· News

Nearly 5m workers earn below living wage, says study

There has been a sharp rise in the number of workers earning below the living wage, research has found.

About 4.8 million workers in the UK earn below the living wage, up from 3.8 million in 2009, the Resolution Foundation think tank has said.

Unlike the minimum wage, it is up to employers to decide whether their staff are paid the living wage, which is currently £7.45 an hour nationally and £8.55 in London.

The Low Pay Britain study found 77% of people aged under 20 earn less than the living wage, as do 25% of female workers, which is up from 15% in 2007.

The report's author Matthew Whittaker, who is a senior economist at the Resolution Foundation, said: "For most of the working population real wages have been flat or declining for many years and as a result more and more people have dipped below the level of the living wage.
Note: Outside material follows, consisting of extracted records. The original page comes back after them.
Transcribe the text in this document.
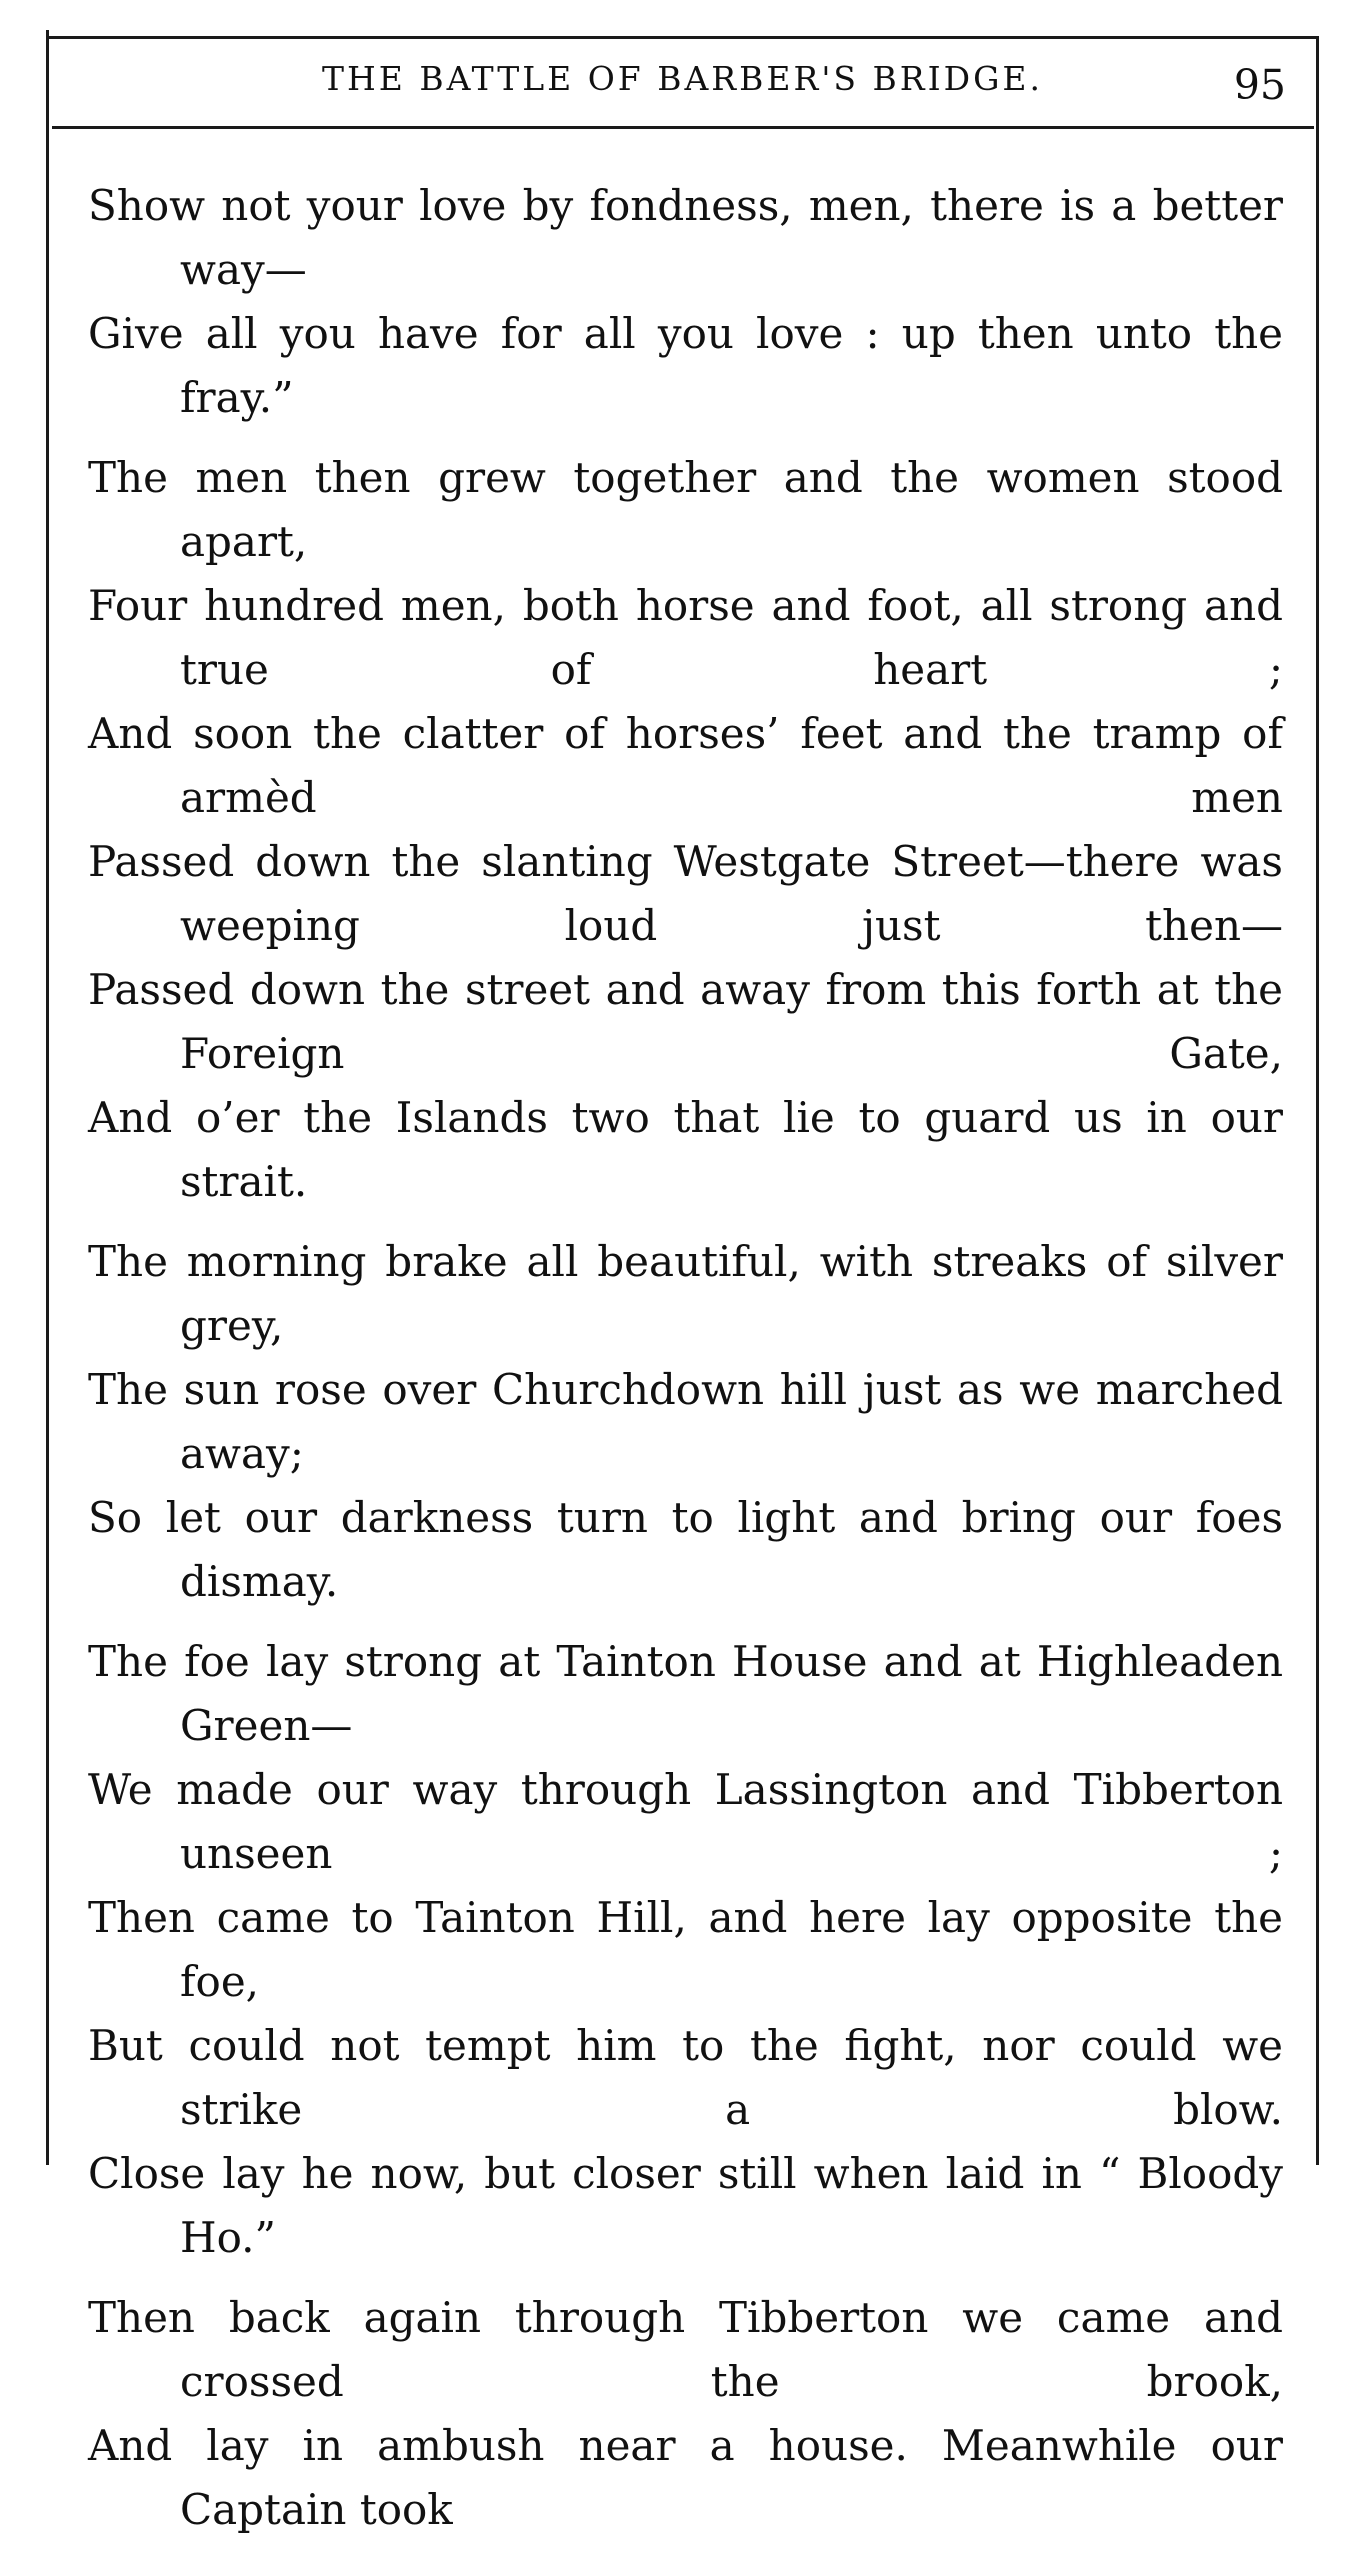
THE BATTLE OF BARBER'S BRIDGE.	95
Show not your love by fondness, men, there is a better way—
Give all you have for all you love : up then unto the fray.”
The men then grew together and the women stood apart,
Four hundred men, both horse and foot, all strong and true of heart ;
And soon the clatter of horses’ feet and the tramp of armèd men
Passed down the slanting Westgate Street—there was weeping loud just then—
Passed down the street and away from this forth at the Foreign Gate,
And o’er the Islands two that lie to guard us in our strait.
The morning brake all beautiful, with streaks of silver grey,
The sun rose over Churchdown hill just as we marched away;
So let our darkness turn to light and bring our foes dismay.
The foe lay strong at Tainton House and at Highleaden Green—
We made our way through Lassington and Tibberton unseen ;
Then came to Tainton Hill, and here lay opposite the foe,
But could not tempt him to the fight, nor could we strike a blow.
Close lay he now, but closer still when laid in “ Bloody Ho.”
Then back again through Tibberton we came and crossed the brook,
And lay in ambush near a house. Meanwhile our Captain took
"This means an increasing struggle to keep up with the cost of living. Britain has a sorry story to tell on low pay. Only a handful of our close competitors do worse and the large majority have much lower rates of low pay - sometimes half as much.

Two-tier workforce

The study found a significant fall in low pay among older workers, those aged 60 and older. In 1995, about 35% of older workers were in low-paid jobs, which dropped to 24% on 2012.

In the same period the number of low-paid younger employees (aged between 16 and 30) has grown from 26% in 1995 to 37% in 2012.
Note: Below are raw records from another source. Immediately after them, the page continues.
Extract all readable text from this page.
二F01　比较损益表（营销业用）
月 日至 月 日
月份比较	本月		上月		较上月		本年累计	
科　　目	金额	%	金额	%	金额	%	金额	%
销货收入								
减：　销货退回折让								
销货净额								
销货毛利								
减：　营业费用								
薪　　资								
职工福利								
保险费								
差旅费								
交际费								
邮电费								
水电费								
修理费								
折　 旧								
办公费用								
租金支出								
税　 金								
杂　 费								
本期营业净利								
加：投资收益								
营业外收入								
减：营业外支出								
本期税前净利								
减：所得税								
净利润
The study found there is a growing emergence of a two-tier workforce in Britain, in which the lower tier is characterised by low-paid, low-skilled work, which is often temporary, part-time or self-employed.

A Government spokesman said: "We encourage employers to pay above the national minimum wage when they are profitable and when it's not at the expense of jobs, which is what the Low Pay Commission takes into consideration when it sets the national minimum wage.

"Despite being in tough times, this Government is doing absolutely everything it can to help people on low pay with the cost of living.

"That's why we're taking two million people out of tax altogether, cutting income tax for those on low incomes and freezing council tax."